The paper reviews current conditions in Afghanistan, with particular emphasis on problems facing the health sector. It then discusses the reconstruction strategies used by domestic and foreign actors, particularly in the health and internal-security sectors. Next, human security and its application are described. The paper then reviews experience elsewhere in integrating health programs and social-reconstruction programs. This leads to a discussion of opportunities in Afghanistan for integrating health and social reconstruction using a human-security approach. Finally, an organic, adaptive strategy for pursuing these opportunities is articulated.
This article, published in Medicine, Conflict & Survival, discusses human security as an evolving principle for organizing humanitarian endeavours in the tradition of public health. Human security places the welfare of people at the core of programmes and policies, is community oriented and preventive, and recognizes the mutual vulnerability of all people and the growing global interdependence that mark the current era. Health is a crucial domain of human security, providing a context within which to build partnerships across disciplines, sectors and agencies. These principles have been demonstrated in field programmes in which health-care delivery featuring multi-sectoral co-operation across conflict lines has been used to enhance human security.

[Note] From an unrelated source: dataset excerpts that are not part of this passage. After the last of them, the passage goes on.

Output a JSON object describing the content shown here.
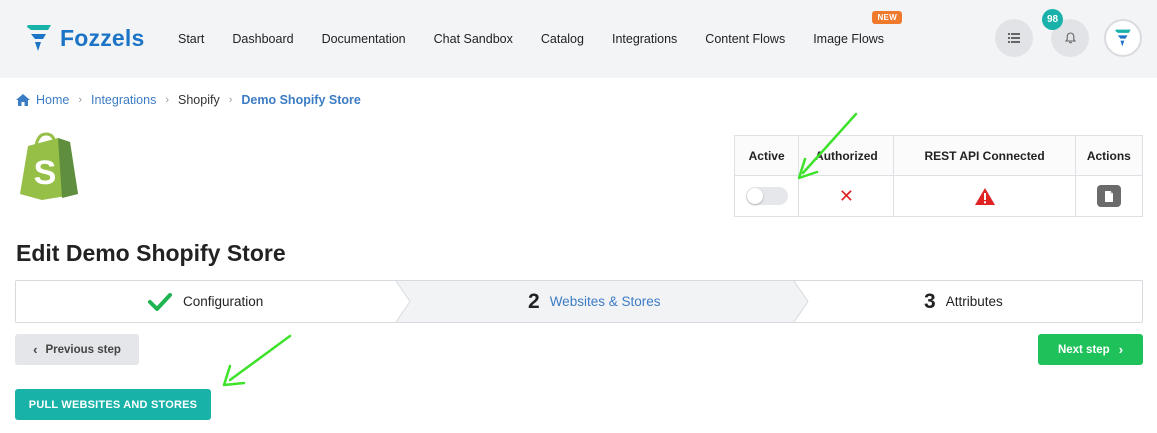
{
  "header": {
    "brand": "Fozzels",
    "nav": [
      {
        "label": "Start"
      },
      {
        "label": "Dashboard"
      },
      {
        "label": "Documentation"
      },
      {
        "label": "Chat Sandbox"
      },
      {
        "label": "Catalog"
      },
      {
        "label": "Integrations"
      },
      {
        "label": "Content Flows"
      },
      {
        "label": "Image Flows",
        "badge": "NEW"
      }
    ],
    "notification_count": "98",
    "icons": [
      "list-icon",
      "bell-icon",
      "brand-avatar-icon"
    ],
    "colors": {
      "brand": "#1b74c5",
      "badge": "#f07a2c",
      "count": "#19b1a9"
    }
  },
  "breadcrumb": {
    "home": "Home",
    "items": [
      "Integrations",
      "Shopify"
    ],
    "current": "Demo Shopify Store"
  },
  "status_table": {
    "headers": [
      "Active",
      "Authorized",
      "REST API Connected",
      "Actions"
    ],
    "active": false,
    "authorized_symbol": "✕",
    "icons": [
      "toggle",
      "x-icon",
      "warning-icon",
      "document-icon"
    ]
  },
  "page": {
    "title": "Edit Demo Shopify Store"
  },
  "steps": [
    {
      "label": "Configuration",
      "state": "done"
    },
    {
      "number": "2",
      "label": "Websites & Stores",
      "state": "active"
    },
    {
      "number": "3",
      "label": "Attributes",
      "state": "pending"
    }
  ],
  "buttons": {
    "previous": "Previous step",
    "next": "Next step",
    "pull": "PULL WEBSITES AND STORES"
  },
  "colors": {
    "next_button": "#1fc25a",
    "pull_button": "#19b2a8",
    "annotation_arrow": "#3ee22b",
    "error": "#e02424"
  }
}
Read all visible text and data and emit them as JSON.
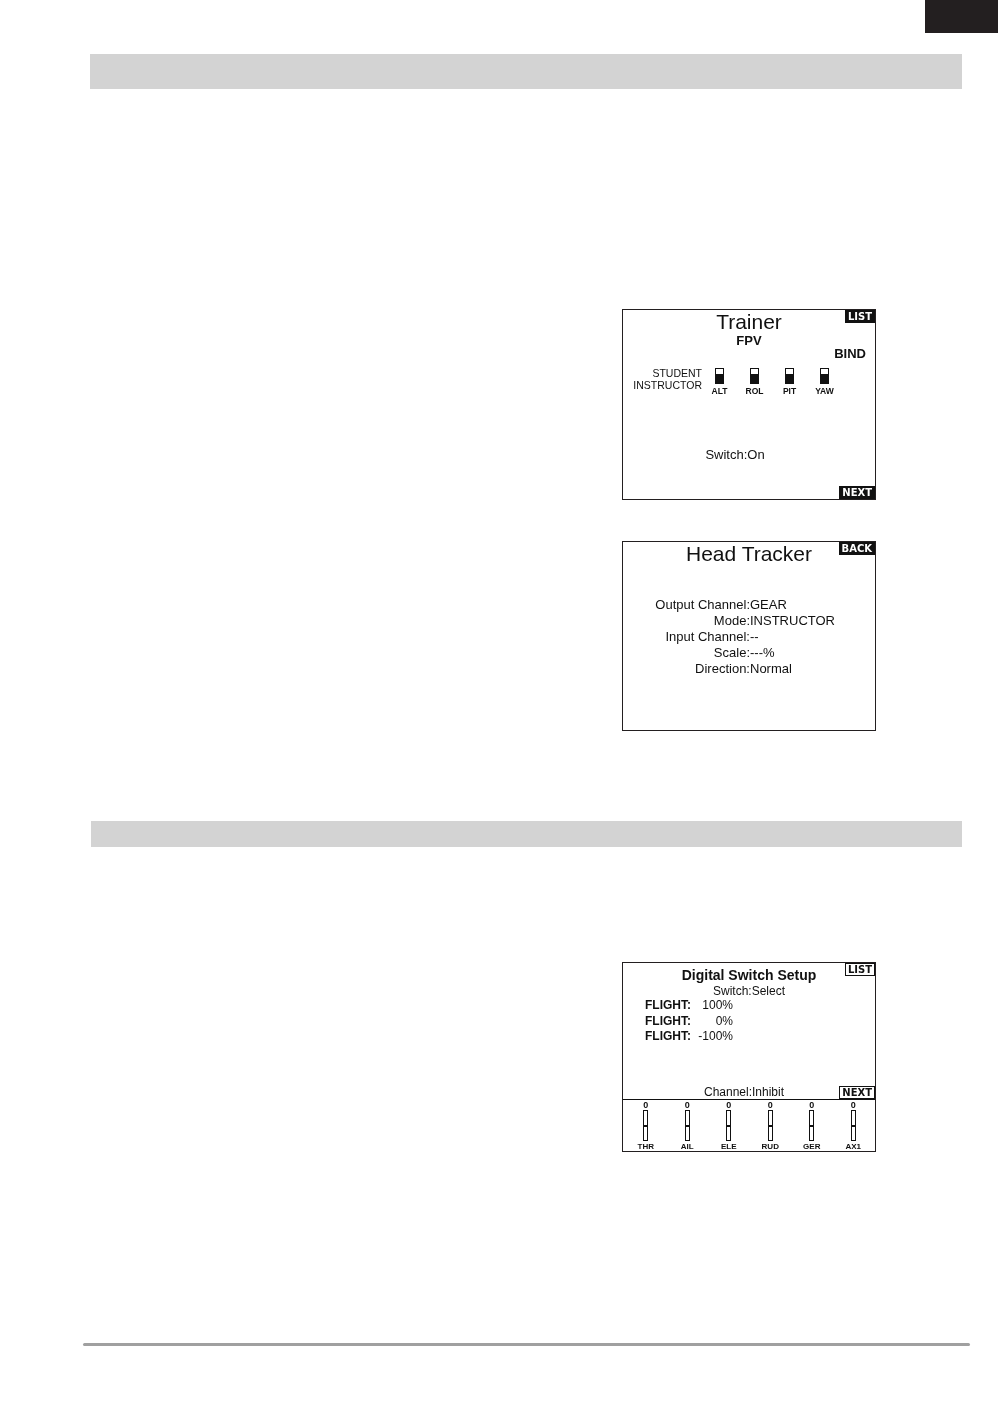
{
  "screens": [
    {
      "kind": "trainer",
      "title": "Trainer",
      "subtitle": "FPV",
      "top_button": {
        "label": "LIST",
        "kind": "filled"
      },
      "bottom_button": {
        "label": "NEXT",
        "kind": "filled"
      },
      "option": "BIND",
      "row_labels": [
        "STUDENT",
        "INSTRUCTOR"
      ],
      "channels": [
        {
          "label": "ALT",
          "instructor": true
        },
        {
          "label": "ROL",
          "instructor": true
        },
        {
          "label": "PIT",
          "instructor": true
        },
        {
          "label": "YAW",
          "instructor": true
        }
      ],
      "status": "Switch:On"
    },
    {
      "kind": "form",
      "title": "Head Tracker",
      "top_button": {
        "label": "BACK",
        "kind": "filled"
      },
      "fields": [
        {
          "label": "Output Channel:",
          "value": "GEAR"
        },
        {
          "label": "Mode:",
          "value": "INSTRUCTOR"
        },
        {
          "label": "Input Channel:",
          "value": "--"
        },
        {
          "label": "Scale:",
          "value": "---%"
        },
        {
          "label": "Direction:",
          "value": "Normal"
        }
      ]
    },
    {
      "kind": "switch_setup",
      "title": "Digital Switch Setup",
      "top_button": {
        "label": "LIST",
        "kind": "outlined"
      },
      "bottom_button": {
        "label": "NEXT",
        "kind": "outlined"
      },
      "switch": "Switch:Select",
      "rows": [
        {
          "label": "FLIGHT:",
          "value": "100%"
        },
        {
          "label": "FLIGHT:",
          "value": "0%"
        },
        {
          "label": "FLIGHT:",
          "value": "-100%"
        }
      ],
      "channel": "Channel:Inhibit",
      "monitors": [
        {
          "value": "0",
          "label": "THR",
          "level": 0.5
        },
        {
          "value": "0",
          "label": "AIL",
          "level": 0.5
        },
        {
          "value": "0",
          "label": "ELE",
          "level": 0.5
        },
        {
          "value": "0",
          "label": "RUD",
          "level": 0.5
        },
        {
          "value": "0",
          "label": "GER",
          "level": 0.5
        },
        {
          "value": "0",
          "label": "AX1",
          "level": 0.5
        }
      ]
    }
  ]
}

Such programmes can be a model for collaborative action, and can create the sustainable community infrastructure that is essential for human security.
This document, prepared for the San Luis Obispo Mothers for Peace in their efforts to protect the Diablo Canyon nuclear power plant, is a call for citizens across the US to inform themselves about the increasing risk of attack on nuclear power plants and their irradiated (spent) fuel. The Call for Action was supplemented by a more detailed Supporting Document produced by IRSS.
The Call for Action includes three important tables. The first describes four measures to protect nuclear facilities against enemy attack: Site Security, Facility Robustness, Damage Control, and Offsite Emergency Response. The second sets out an Action Agenda for Citizens, Local and State Governments, Congress, the Executive Branch and the Nuclear Industry, respectively. The third outlines three specific Policy Initiatives that would be key components of the Action Agenda.